Senior PA official denies Saudis gave Abbas ultimatum on US peace plan

Palestinian leader was reportedly told by Riyadh to accept American proposal when it comes, or resign

Dov Lieber is a former Times of Israel Arab affairs correspondent.

Palestinian Authority President Mahmoud Abbas (left) meets with Saudi King Salman in Riyadh on November 7, 2017. (Thaer Ghanaim/Wafa)
Palestinian Authority President Mahmoud Abbas (left) meets with Saudi King Salman in Riyadh on November 7, 2017. (Thaer Ghanaim/Wafa)

A senior Palestinian official on Monday denied a report that Palestinian Authority President Mahmoud Abbas has been told by Saudi Arabia to either accept an Israeli-Palestinian peace deal being put together by the Trump administration or resign from office.

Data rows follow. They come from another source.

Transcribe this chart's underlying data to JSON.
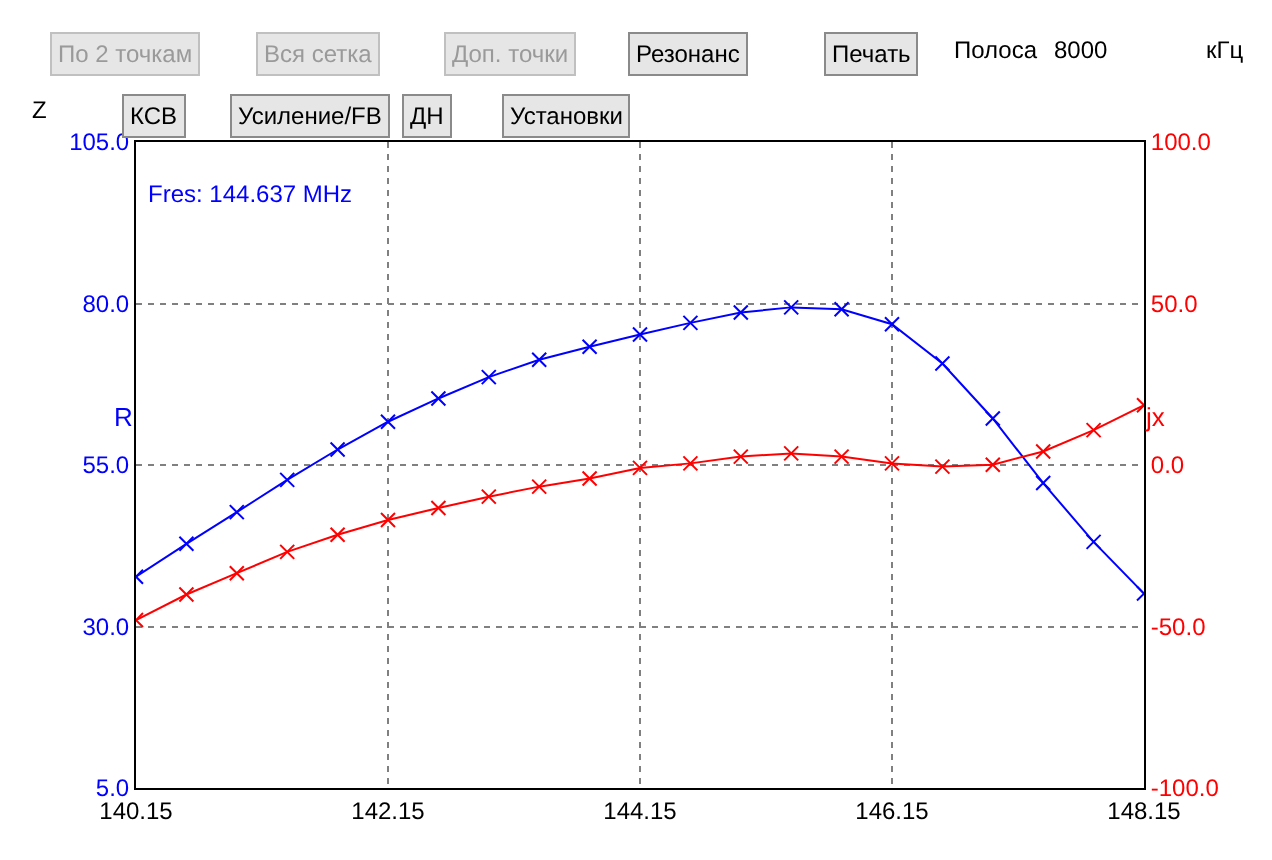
{
  "chart_data": {
    "type": "line",
    "xlabel": null,
    "ylabel": "R",
    "y2label": "jx",
    "x": [
      140.15,
      140.55,
      140.95,
      141.35,
      141.75,
      142.15,
      142.55,
      142.95,
      143.35,
      143.75,
      144.15,
      144.55,
      144.95,
      145.35,
      145.75,
      146.15,
      146.55,
      146.95,
      147.35,
      147.75,
      148.15
    ],
    "series": [
      {
        "color": "#0000ff",
        "values": [
          37.7,
          42.8,
          47.7,
          52.7,
          57.4,
          61.7,
          65.3,
          68.6,
          71.3,
          73.3,
          75.2,
          77.0,
          78.6,
          79.4,
          79.1,
          76.8,
          70.7,
          62.2,
          52.2,
          43.1,
          35.1
        ]
      },
      {
        "color": "#ff0000",
        "axis": "y2",
        "values": [
          -48.0,
          -40.1,
          -33.5,
          -26.9,
          -21.6,
          -17.0,
          -13.3,
          -9.8,
          -6.7,
          -4.2,
          -0.9,
          0.5,
          2.6,
          3.6,
          2.6,
          0.5,
          -0.5,
          0.1,
          4.2,
          10.8,
          18.5
        ]
      }
    ],
    "xlim": [
      140.15,
      148.15
    ],
    "xticks": [
      140.15,
      142.15,
      144.15,
      146.15,
      148.15
    ],
    "ylim": [
      5,
      105
    ],
    "yticks": [
      {
        "value": 5,
        "label": "5.0"
      },
      {
        "value": 30,
        "label": "30.0"
      },
      {
        "value": 55,
        "label": "55.0"
      },
      {
        "value": 80,
        "label": "80.0"
      },
      {
        "value": 105,
        "label": "105.0"
      }
    ],
    "y2lim": [
      -100,
      100
    ],
    "y2ticks": [
      {
        "value": -100,
        "label": "-100.0"
      },
      {
        "value": -50,
        "label": "-50.0"
      },
      {
        "value": 0,
        "label": "0.0"
      },
      {
        "value": 50,
        "label": "50.0"
      },
      {
        "value": 100,
        "label": "100.0"
      }
    ],
    "grid": true,
    "marker": "cross",
    "line_style": "solid",
    "annotations": [
      "По 2 точкам",
      "Вся сетка",
      "Доп. точки",
      "Резонанс",
      "Печать",
      "Полоса",
      "8000",
      "кГц",
      "Z",
      "КСВ",
      "Усиление/FB",
      "ДН",
      "Установки",
      "Fres: 144.637 MHz"
    ]
  }
}
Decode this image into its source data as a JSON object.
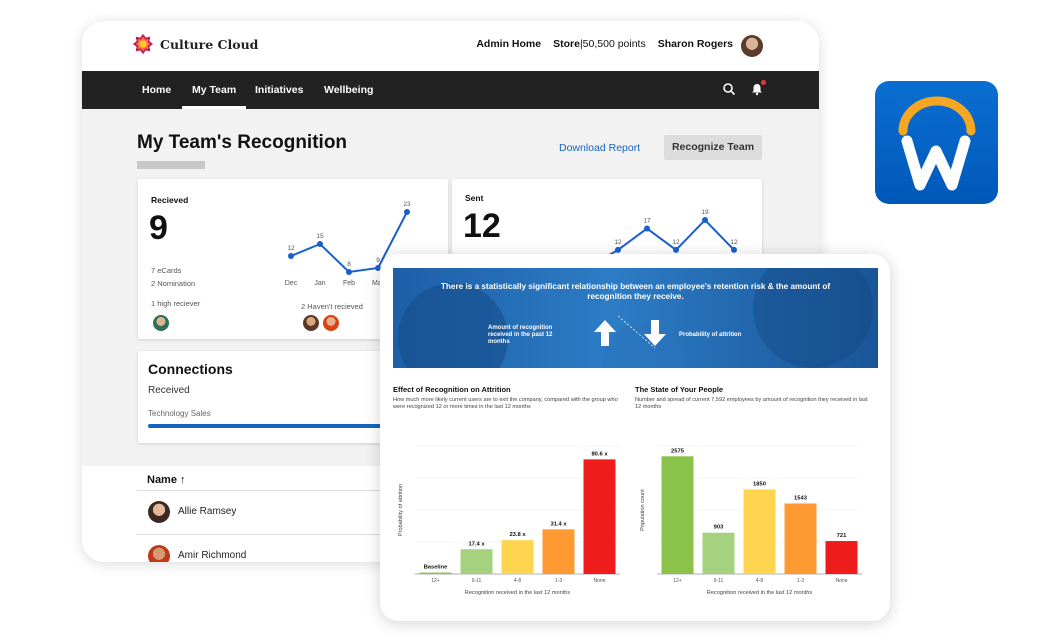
{
  "app": {
    "brand": "Culture Cloud",
    "top_links": {
      "admin": "Admin Home",
      "store": "Store",
      "separator": "|",
      "points": "50,500 points",
      "user": "Sharon Rogers"
    },
    "nav": [
      "Home",
      "My Team",
      "Initiatives",
      "Wellbeing"
    ],
    "page_title": "My Team's Recognition",
    "download_label": "Download Report",
    "recognize_label": "Recognize Team"
  },
  "received_card": {
    "label": "Recieved",
    "count": "9",
    "ecards": "7 eCards",
    "nominations": "2 Nomination",
    "high": "1 high reciever",
    "havent": "2 Haven't recieved",
    "chart_data": {
      "type": "line",
      "categories": [
        "Dec",
        "Jan",
        "Feb",
        "Mar",
        ""
      ],
      "values": [
        12,
        15,
        8,
        9,
        23
      ],
      "color": "#1a5fd0"
    }
  },
  "sent_card": {
    "label": "Sent",
    "count": "12",
    "chart_data": {
      "type": "line",
      "categories": [
        "",
        "",
        "",
        "",
        "",
        ""
      ],
      "values": [
        8,
        12,
        17,
        12,
        19,
        12
      ],
      "color": "#1a5fd0"
    }
  },
  "connections": {
    "title": "Connections",
    "received": "Received",
    "team": "Technology Sales"
  },
  "list": {
    "header": "Name",
    "sort_icon": "↑",
    "rows": [
      "Allie Ramsey",
      "Amir Richmond"
    ]
  },
  "insight": {
    "banner_title": "There is a statistically significant relationship between an employee's retention risk & the amount of recognition they receive.",
    "banner_left": "Amount of recognition received in the past 12 months",
    "banner_right": "Probability of attrition",
    "left_title": "Effect of Recognition on Attrition",
    "left_sub": "How much more likely current users are to exit the company, compared with the group who were recognized 12 or more times in the last 12 months",
    "right_title": "The State of Your People",
    "right_sub": "Number and spread of current 7,592 employees by amount of recognition they received in last 12 months",
    "colors": [
      "#8bc34a",
      "#a5d27e",
      "#ffd54f",
      "#ff9a33",
      "#ef1c1c"
    ]
  },
  "chart_data": [
    {
      "type": "bar",
      "categories": [
        "12+",
        "9-11",
        "4-8",
        "1-3",
        "None"
      ],
      "values": [
        1,
        17.4,
        23.8,
        31.4,
        80.6
      ],
      "labels": [
        "Baseline",
        "17.4 x",
        "23.8 x",
        "31.4 x",
        "80.6 x"
      ],
      "xlabel": "Recognition received in the last 12 months",
      "ylabel": "Probability of attrition",
      "ylim": [
        0,
        90
      ]
    },
    {
      "type": "bar",
      "categories": [
        "12+",
        "9-11",
        "4-8",
        "1-3",
        "None"
      ],
      "values": [
        2575,
        903,
        1850,
        1543,
        721
      ],
      "labels": [
        "2575",
        "903",
        "1850",
        "1543",
        "721"
      ],
      "xlabel": "Recognition received in the last 12 months",
      "ylabel": "Population count",
      "ylim": [
        0,
        2800
      ]
    }
  ]
}
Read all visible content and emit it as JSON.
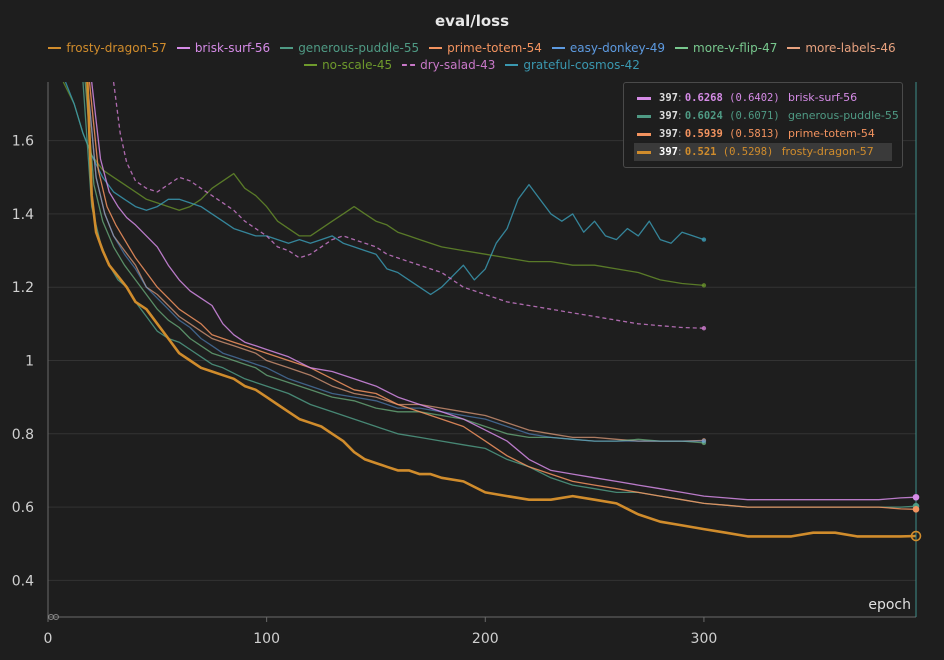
{
  "chart_data": {
    "type": "line",
    "title": "eval/loss",
    "xlabel": "epoch",
    "ylabel": "",
    "xlim": [
      0,
      397
    ],
    "ylim": [
      0.3,
      1.76
    ],
    "x_ticks": [
      0,
      100,
      200,
      300
    ],
    "y_ticks": [
      0.4,
      0.6,
      0.8,
      1.0,
      1.2,
      1.4,
      1.6
    ],
    "y_tick_labels": [
      "0.4",
      "0.6",
      "0.8",
      "1",
      "1.2",
      "1.4",
      "1.6"
    ],
    "hover_x": 397,
    "legend": [
      {
        "name": "frosty-dragon-57",
        "color": "#d08c2c",
        "dashed": false
      },
      {
        "name": "brisk-surf-56",
        "color": "#d58be6",
        "dashed": false
      },
      {
        "name": "generous-puddle-55",
        "color": "#4f9a84",
        "dashed": false
      },
      {
        "name": "prime-totem-54",
        "color": "#f3935f",
        "dashed": false
      },
      {
        "name": "easy-donkey-49",
        "color": "#5d9ae0",
        "dashed": false
      },
      {
        "name": "more-v-flip-47",
        "color": "#78c88e",
        "dashed": false
      },
      {
        "name": "more-labels-46",
        "color": "#e8a27f",
        "dashed": false
      },
      {
        "name": "no-scale-45",
        "color": "#6e9a2c",
        "dashed": false
      },
      {
        "name": "dry-salad-43",
        "color": "#c878c8",
        "dashed": true
      },
      {
        "name": "grateful-cosmos-42",
        "color": "#3a98b0",
        "dashed": false
      }
    ],
    "tooltip": [
      {
        "step": "397",
        "value": "0.6268",
        "raw": "(0.6402)",
        "name": "brisk-surf-56",
        "color": "#d58be6",
        "highlight": false
      },
      {
        "step": "397",
        "value": "0.6024",
        "raw": "(0.6071)",
        "name": "generous-puddle-55",
        "color": "#4f9a84",
        "highlight": false
      },
      {
        "step": "397",
        "value": "0.5939",
        "raw": "(0.5813)",
        "name": "prime-totem-54",
        "color": "#f3935f",
        "highlight": false
      },
      {
        "step": "397",
        "value": "0.521",
        "raw": "(0.5298)",
        "name": "frosty-dragon-57",
        "color": "#d08c2c",
        "highlight": true
      }
    ],
    "series": [
      {
        "name": "no-scale-45",
        "color": "#6e9a2c",
        "width": 1.3,
        "opacity": 0.75,
        "dashed": false,
        "x": [
          7,
          12,
          16,
          20,
          25,
          30,
          35,
          40,
          45,
          50,
          55,
          60,
          65,
          70,
          75,
          80,
          85,
          90,
          95,
          100,
          105,
          110,
          115,
          120,
          125,
          130,
          135,
          140,
          145,
          150,
          155,
          160,
          165,
          170,
          175,
          180,
          190,
          200,
          210,
          220,
          230,
          240,
          250,
          260,
          270,
          280,
          290,
          300
        ],
        "y": [
          1.76,
          1.7,
          1.62,
          1.56,
          1.52,
          1.5,
          1.48,
          1.46,
          1.44,
          1.43,
          1.42,
          1.41,
          1.42,
          1.44,
          1.47,
          1.49,
          1.51,
          1.47,
          1.45,
          1.42,
          1.38,
          1.36,
          1.34,
          1.34,
          1.36,
          1.38,
          1.4,
          1.42,
          1.4,
          1.38,
          1.37,
          1.35,
          1.34,
          1.33,
          1.32,
          1.31,
          1.3,
          1.29,
          1.28,
          1.27,
          1.27,
          1.26,
          1.26,
          1.25,
          1.24,
          1.22,
          1.21,
          1.205
        ]
      },
      {
        "name": "grateful-cosmos-42",
        "color": "#3a98b0",
        "width": 1.3,
        "opacity": 0.85,
        "dashed": false,
        "x": [
          8,
          12,
          16,
          20,
          25,
          30,
          35,
          40,
          45,
          50,
          55,
          60,
          65,
          70,
          75,
          80,
          85,
          90,
          95,
          100,
          105,
          110,
          115,
          120,
          125,
          130,
          135,
          140,
          145,
          150,
          155,
          160,
          165,
          170,
          175,
          180,
          185,
          190,
          195,
          200,
          205,
          210,
          215,
          220,
          225,
          230,
          235,
          240,
          245,
          250,
          255,
          260,
          265,
          270,
          275,
          280,
          285,
          290,
          295,
          300
        ],
        "y": [
          1.76,
          1.7,
          1.62,
          1.56,
          1.5,
          1.46,
          1.44,
          1.42,
          1.41,
          1.42,
          1.44,
          1.44,
          1.43,
          1.42,
          1.4,
          1.38,
          1.36,
          1.35,
          1.34,
          1.34,
          1.33,
          1.32,
          1.33,
          1.32,
          1.33,
          1.34,
          1.32,
          1.31,
          1.3,
          1.29,
          1.25,
          1.24,
          1.22,
          1.2,
          1.18,
          1.2,
          1.23,
          1.26,
          1.22,
          1.25,
          1.32,
          1.36,
          1.44,
          1.48,
          1.44,
          1.4,
          1.38,
          1.4,
          1.35,
          1.38,
          1.34,
          1.33,
          1.36,
          1.34,
          1.38,
          1.33,
          1.32,
          1.35,
          1.34,
          1.33
        ]
      },
      {
        "name": "dry-salad-43",
        "color": "#c878c8",
        "width": 1.3,
        "opacity": 0.85,
        "dashed": true,
        "x": [
          30,
          33,
          36,
          40,
          45,
          50,
          55,
          60,
          65,
          70,
          75,
          80,
          85,
          90,
          95,
          100,
          105,
          110,
          115,
          120,
          125,
          130,
          135,
          140,
          145,
          150,
          155,
          160,
          165,
          170,
          175,
          180,
          190,
          200,
          210,
          220,
          230,
          240,
          250,
          260,
          270,
          280,
          290,
          300
        ],
        "y": [
          1.76,
          1.62,
          1.54,
          1.49,
          1.47,
          1.46,
          1.48,
          1.5,
          1.49,
          1.47,
          1.45,
          1.43,
          1.41,
          1.38,
          1.36,
          1.34,
          1.31,
          1.3,
          1.28,
          1.29,
          1.31,
          1.33,
          1.34,
          1.33,
          1.32,
          1.31,
          1.29,
          1.28,
          1.27,
          1.26,
          1.25,
          1.24,
          1.2,
          1.18,
          1.16,
          1.15,
          1.14,
          1.13,
          1.12,
          1.11,
          1.1,
          1.095,
          1.09,
          1.088
        ]
      },
      {
        "name": "more-labels-46",
        "color": "#e8a27f",
        "width": 1.3,
        "opacity": 0.7,
        "dashed": false,
        "x": [
          18,
          22,
          26,
          30,
          35,
          40,
          45,
          50,
          55,
          60,
          65,
          70,
          75,
          80,
          85,
          90,
          95,
          100,
          110,
          120,
          130,
          140,
          150,
          160,
          170,
          180,
          190,
          200,
          210,
          220,
          230,
          240,
          250,
          260,
          270,
          280,
          290,
          300
        ],
        "y": [
          1.76,
          1.5,
          1.4,
          1.34,
          1.3,
          1.26,
          1.2,
          1.18,
          1.15,
          1.12,
          1.1,
          1.08,
          1.06,
          1.05,
          1.04,
          1.03,
          1.02,
          1.0,
          0.98,
          0.96,
          0.93,
          0.91,
          0.9,
          0.88,
          0.88,
          0.87,
          0.86,
          0.85,
          0.83,
          0.81,
          0.8,
          0.79,
          0.79,
          0.785,
          0.78,
          0.78,
          0.78,
          0.782
        ]
      },
      {
        "name": "more-v-flip-47",
        "color": "#78c88e",
        "width": 1.3,
        "opacity": 0.65,
        "dashed": false,
        "x": [
          17,
          21,
          25,
          30,
          35,
          40,
          45,
          50,
          55,
          60,
          65,
          70,
          75,
          80,
          85,
          90,
          95,
          100,
          110,
          120,
          130,
          140,
          150,
          160,
          170,
          180,
          190,
          200,
          210,
          220,
          230,
          240,
          250,
          260,
          270,
          280,
          290,
          300
        ],
        "y": [
          1.76,
          1.48,
          1.38,
          1.31,
          1.26,
          1.22,
          1.18,
          1.14,
          1.11,
          1.09,
          1.06,
          1.04,
          1.02,
          1.01,
          1.0,
          0.99,
          0.98,
          0.96,
          0.94,
          0.92,
          0.9,
          0.89,
          0.87,
          0.86,
          0.86,
          0.85,
          0.84,
          0.82,
          0.8,
          0.79,
          0.79,
          0.785,
          0.78,
          0.78,
          0.785,
          0.78,
          0.78,
          0.775
        ]
      },
      {
        "name": "easy-donkey-49",
        "color": "#5d9ae0",
        "width": 1.3,
        "opacity": 0.55,
        "dashed": false,
        "x": [
          18,
          22,
          26,
          30,
          35,
          40,
          45,
          50,
          55,
          60,
          65,
          70,
          75,
          80,
          85,
          90,
          95,
          100,
          110,
          120,
          130,
          140,
          150,
          160,
          170,
          180,
          190,
          200,
          210,
          220,
          230,
          240,
          250,
          260,
          270,
          280,
          290,
          300
        ],
        "y": [
          1.76,
          1.5,
          1.4,
          1.34,
          1.29,
          1.25,
          1.2,
          1.17,
          1.14,
          1.11,
          1.09,
          1.06,
          1.04,
          1.02,
          1.01,
          1.0,
          0.99,
          0.98,
          0.95,
          0.93,
          0.91,
          0.9,
          0.89,
          0.87,
          0.87,
          0.86,
          0.85,
          0.84,
          0.82,
          0.8,
          0.79,
          0.785,
          0.78,
          0.78,
          0.78,
          0.78,
          0.78,
          0.78
        ]
      },
      {
        "name": "generous-puddle-55",
        "color": "#4f9a84",
        "width": 1.3,
        "opacity": 0.85,
        "dashed": false,
        "x": [
          16,
          20,
          24,
          28,
          32,
          36,
          40,
          45,
          50,
          55,
          60,
          65,
          70,
          75,
          80,
          90,
          100,
          110,
          120,
          130,
          140,
          150,
          160,
          170,
          180,
          190,
          200,
          210,
          220,
          230,
          240,
          250,
          260,
          270,
          280,
          290,
          300,
          310,
          320,
          330,
          340,
          350,
          360,
          370,
          380,
          390,
          397
        ],
        "y": [
          1.76,
          1.42,
          1.32,
          1.26,
          1.22,
          1.2,
          1.16,
          1.12,
          1.08,
          1.06,
          1.05,
          1.03,
          1.01,
          0.99,
          0.98,
          0.95,
          0.93,
          0.91,
          0.88,
          0.86,
          0.84,
          0.82,
          0.8,
          0.79,
          0.78,
          0.77,
          0.76,
          0.73,
          0.71,
          0.68,
          0.66,
          0.65,
          0.64,
          0.64,
          0.63,
          0.62,
          0.61,
          0.605,
          0.6,
          0.6,
          0.6,
          0.6,
          0.6,
          0.6,
          0.6,
          0.6,
          0.6024
        ]
      },
      {
        "name": "prime-totem-54",
        "color": "#f3935f",
        "width": 1.3,
        "opacity": 0.85,
        "dashed": false,
        "x": [
          19,
          23,
          27,
          31,
          35,
          40,
          45,
          50,
          55,
          60,
          65,
          70,
          75,
          80,
          85,
          90,
          95,
          100,
          110,
          120,
          130,
          140,
          150,
          160,
          170,
          180,
          190,
          200,
          210,
          220,
          230,
          240,
          250,
          260,
          270,
          280,
          290,
          300,
          310,
          320,
          330,
          340,
          350,
          360,
          370,
          380,
          390,
          397
        ],
        "y": [
          1.76,
          1.52,
          1.42,
          1.37,
          1.33,
          1.28,
          1.24,
          1.2,
          1.17,
          1.14,
          1.12,
          1.1,
          1.07,
          1.06,
          1.05,
          1.04,
          1.03,
          1.02,
          1.0,
          0.98,
          0.95,
          0.92,
          0.91,
          0.88,
          0.86,
          0.84,
          0.82,
          0.78,
          0.74,
          0.71,
          0.69,
          0.67,
          0.66,
          0.65,
          0.64,
          0.63,
          0.62,
          0.61,
          0.605,
          0.6,
          0.6,
          0.6,
          0.6,
          0.6,
          0.6,
          0.6,
          0.595,
          0.5939
        ]
      },
      {
        "name": "brisk-surf-56",
        "color": "#d58be6",
        "width": 1.3,
        "opacity": 0.85,
        "dashed": false,
        "x": [
          20,
          24,
          28,
          32,
          36,
          40,
          45,
          50,
          55,
          60,
          65,
          70,
          75,
          80,
          85,
          90,
          95,
          100,
          110,
          120,
          130,
          140,
          150,
          160,
          170,
          180,
          190,
          200,
          210,
          220,
          230,
          240,
          250,
          260,
          270,
          280,
          290,
          300,
          310,
          320,
          330,
          340,
          350,
          360,
          370,
          380,
          390,
          397
        ],
        "y": [
          1.76,
          1.55,
          1.46,
          1.42,
          1.39,
          1.37,
          1.34,
          1.31,
          1.26,
          1.22,
          1.19,
          1.17,
          1.15,
          1.1,
          1.07,
          1.05,
          1.04,
          1.03,
          1.01,
          0.98,
          0.97,
          0.95,
          0.93,
          0.9,
          0.88,
          0.86,
          0.84,
          0.81,
          0.78,
          0.73,
          0.7,
          0.69,
          0.68,
          0.67,
          0.66,
          0.65,
          0.64,
          0.63,
          0.625,
          0.62,
          0.62,
          0.62,
          0.62,
          0.62,
          0.62,
          0.62,
          0.625,
          0.6268
        ]
      },
      {
        "name": "frosty-dragon-57",
        "color": "#d08c2c",
        "width": 2.6,
        "opacity": 1.0,
        "dashed": false,
        "x": [
          18,
          20,
          22,
          25,
          28,
          32,
          36,
          40,
          45,
          50,
          55,
          60,
          65,
          70,
          75,
          80,
          85,
          90,
          95,
          100,
          105,
          110,
          115,
          120,
          125,
          130,
          135,
          140,
          145,
          150,
          155,
          160,
          165,
          170,
          175,
          180,
          190,
          200,
          210,
          220,
          230,
          240,
          250,
          260,
          270,
          280,
          290,
          300,
          310,
          320,
          330,
          340,
          350,
          360,
          370,
          380,
          390,
          397
        ],
        "y": [
          1.76,
          1.45,
          1.35,
          1.3,
          1.26,
          1.23,
          1.2,
          1.16,
          1.14,
          1.1,
          1.06,
          1.02,
          1.0,
          0.98,
          0.97,
          0.96,
          0.95,
          0.93,
          0.92,
          0.9,
          0.88,
          0.86,
          0.84,
          0.83,
          0.82,
          0.8,
          0.78,
          0.75,
          0.73,
          0.72,
          0.71,
          0.7,
          0.7,
          0.69,
          0.69,
          0.68,
          0.67,
          0.64,
          0.63,
          0.62,
          0.62,
          0.63,
          0.62,
          0.61,
          0.58,
          0.56,
          0.55,
          0.54,
          0.53,
          0.52,
          0.52,
          0.52,
          0.53,
          0.53,
          0.52,
          0.52,
          0.52,
          0.521
        ]
      }
    ]
  }
}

Asked directly about the alleged ultimatum reported by Israel’s Channel 10 News on Sunday, Ahmad Majdalani, a confidant of Abbas, told The Times of Israel, “The Channel 10 report is fabricated, false and untrue.”

A week ago Abbas was unexpectedly called to Riyadh by the office of the powerful Crown Prince Mohammed Bin Salman, and held a meeting both with the heir to the throne and a separate meeting with Saudi King Salman.

Channel 10 reported the Saudis told Abbas to “accept Trump’s peace plan [when it is presented] or quit.”

Palestinian Authority President Mahmoud Abbas meets with Saudi King Salman in Riyadh on November 7, 2017. (Thaer Ghanaim / Wafa)

A second senior Palestinian official, who was part of the delegation in Riyadh, told The Times of Israel on Monday that the meetings were “excellent and warm,” and that the two sides “exchanged views on the latest American administration’s efforts on peacemaking.”

When asked about the reported Saudi ultimatum to Abbas regarding a future US peace plan, this official simply responded, “There is no US proposed peace plan available yet.”

The Channel 10 report also said Abbas was ordered to keep away from any Iranian influence.

The Saudi authorities, according to the TV report, made clear that they were dismayed by media images of Hamas’s deputy political leader, Saleh al-Arouri, visiting Tehran in October. Arouri, a Hamas terror chief, was the Hamas signatory on a reconciliation deal with Abbas’s Fatah group signed in Cairo last month.

However, the PA official who was in the talks said Monday that the issue of Hamas’s relationship with Iran and the Iranian-backed Lebanese militia Hezbollah “were not discussed” with the Saudi leaders.

This official did say, however, that the Saudis “fully supported” Abbas’s positions regarding the peace process, as well as the PA leader’s stance on Palestinian reconciliation.

Hamas operative Saleh al-Arouri (2nd-R) meets with Iranian official Hossein Amir Abdollahian (R) and other Hamas operatives in Lebanon on August 1, 2017. (Official Hamas media)

Under the deal it signed with the Hamas terror group, Fatah, which controls the PA, will retake governmental control of the Gaza Strip.

Abbas is demanding full security control in the coastal enclave, but Hamas says it wants to retain control of its weapons. Iran has said it will continue to back Hamas’s military.

Sunni Saudi Arabia has been flexing its muscles opposite Shiite Iran.

Last week, Lebanese prime minister Saad Hariri turned up in Riyadh, appearing on Saudi TV to announce his resignation and prompting rumors that he was being held against his will.

On Sunday night, Hariri gave his first TV interview, attacking Iran and its Hezbollah proxy, and claiming that he would return to Lebanon in the coming days to formally submit his resignation to Lebanese President Michel Aoun.

The New York Times on Saturday reported the Trump administration has begun drafting an Israeli-Palestinian peace proposal based on a two-state solution.

A senior White House adviser said the plan would attempt to tackle controversial issues such as the status of Jerusalem and West Bank settlements.

Sue Surkes contributed to this report.